When it comes to the network license for SOLIDWORKS, there are quite a few erroneous ‘facts’ and misguided beliefs floating around. It’s difficult to know which are true and which are false, especially when so many people mistakenly believe these myths to be correct and confirm them to others when asked. Here are five myths you may have heard about SOLIDWORKS‘ network license manager – let’s dispel some of the mystery!
#1 It’s first come, first served…
This is one of the bigger misconceptions. It is entirely possible to control which licences are pulled, although that is dependent upon several things, such as the add-ins that are switched on, the order of the licenses in license manager, and whether or not you have selected an Options File, which is a far more sophisticated form of license.
#2 You’ve received extra licenses by accident (bonus!)
Sorry, no! It is extremely rare for SOLIDWORKS to incorrectly write licensing files, and while it’s not completely impossible, it’s very unlikely to happen. This myth is so pervasive because of the manner in which licenses in the SNL are listed, which can be misleading. Let’s say, for example, that your network license contains one Standard License and one Professional License. Your SNL will list these licenses as one Professional and TWO Standard. At first blush, it would seem you have gained an extra Standard License, but what is actually happening is that the license manager has released two Standard Licenses, and embellished one of these with Professional add-ins.
While it’s a completely understandable mistake to make, to think you have an extra license, it’s not the case – it would be far simpler if the license manager listed two Standard Licenses, plus one set of Professional add-ins, but it doesn’t. It’s not wired that way. Because of the way the system works, you cannot pull either professional or premium licenses, without first using a standard license.

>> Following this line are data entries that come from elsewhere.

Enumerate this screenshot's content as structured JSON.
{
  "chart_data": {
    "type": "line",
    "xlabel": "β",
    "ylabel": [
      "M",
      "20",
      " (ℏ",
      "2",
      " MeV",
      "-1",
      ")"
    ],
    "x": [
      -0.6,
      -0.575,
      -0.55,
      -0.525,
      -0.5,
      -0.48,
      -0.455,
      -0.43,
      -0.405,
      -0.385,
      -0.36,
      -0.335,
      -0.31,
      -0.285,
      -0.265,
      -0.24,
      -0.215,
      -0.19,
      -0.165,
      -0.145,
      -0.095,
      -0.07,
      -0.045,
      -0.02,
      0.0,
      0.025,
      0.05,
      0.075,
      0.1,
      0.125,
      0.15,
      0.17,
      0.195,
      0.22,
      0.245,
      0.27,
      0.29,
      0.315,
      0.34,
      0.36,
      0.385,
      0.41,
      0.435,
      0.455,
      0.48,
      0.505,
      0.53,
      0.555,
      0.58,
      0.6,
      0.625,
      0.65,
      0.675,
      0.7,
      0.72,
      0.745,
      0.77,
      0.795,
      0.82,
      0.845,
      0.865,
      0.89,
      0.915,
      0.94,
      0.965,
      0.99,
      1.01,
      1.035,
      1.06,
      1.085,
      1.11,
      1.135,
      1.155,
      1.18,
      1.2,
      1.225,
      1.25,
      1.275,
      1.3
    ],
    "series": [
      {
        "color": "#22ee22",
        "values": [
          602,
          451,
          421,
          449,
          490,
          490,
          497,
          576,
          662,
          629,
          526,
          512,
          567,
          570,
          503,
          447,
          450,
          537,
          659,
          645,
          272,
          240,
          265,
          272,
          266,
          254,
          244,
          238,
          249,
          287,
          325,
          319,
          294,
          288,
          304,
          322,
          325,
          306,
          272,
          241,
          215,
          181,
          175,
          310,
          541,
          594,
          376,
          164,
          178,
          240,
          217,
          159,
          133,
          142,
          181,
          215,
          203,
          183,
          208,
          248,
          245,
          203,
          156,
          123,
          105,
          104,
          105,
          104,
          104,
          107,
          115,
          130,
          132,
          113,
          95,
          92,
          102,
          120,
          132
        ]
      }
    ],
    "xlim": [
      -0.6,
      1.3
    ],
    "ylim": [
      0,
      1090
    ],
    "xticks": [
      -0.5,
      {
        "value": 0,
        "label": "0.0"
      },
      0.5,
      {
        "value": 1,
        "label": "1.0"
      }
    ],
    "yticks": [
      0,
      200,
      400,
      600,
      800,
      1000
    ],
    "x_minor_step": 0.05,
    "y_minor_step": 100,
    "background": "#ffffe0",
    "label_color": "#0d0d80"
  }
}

#3 There’s no way to use SOLIDWORKS at home…
This isn’t true either. It’s becoming increasingly common to work at home, however it will require a little creative licensing and/or a special request. You can borrow a license using any user or client machine for a period of thirty days or less. As long as you are connected to the server when you are in the process of borrowing the license, the system will work fine. You can then disconnect and take the machine home. Just be sure to check with your boss and/or team for a license that isn’t in use, or you could accidentally leave someone without a license.
You can also request a license for Home Use from your reseller. This won’t cost you anything, but you do need to abide by certain rules. The good news is that you’re entitled to as many Home Use Licenses as you have seats in your network, which means everyone can work from home (if they want).
#4 There’s no way to spy on people…
Very true! What you can do, however, is ‘spy’ on machines using the CAD Admin dashboard, which allows you to monitor various things such as who has what version of SOLIDWORKS installed, which machines are crashing, which machines have out-dated graphics cards etc.
#5 It’s not possible to use a Network License to customise installations…
Another misnomer – you can use serial numbers, add-ins, and several other variants to customise a Network License. You can also deploy them in one go, with different settings for different users.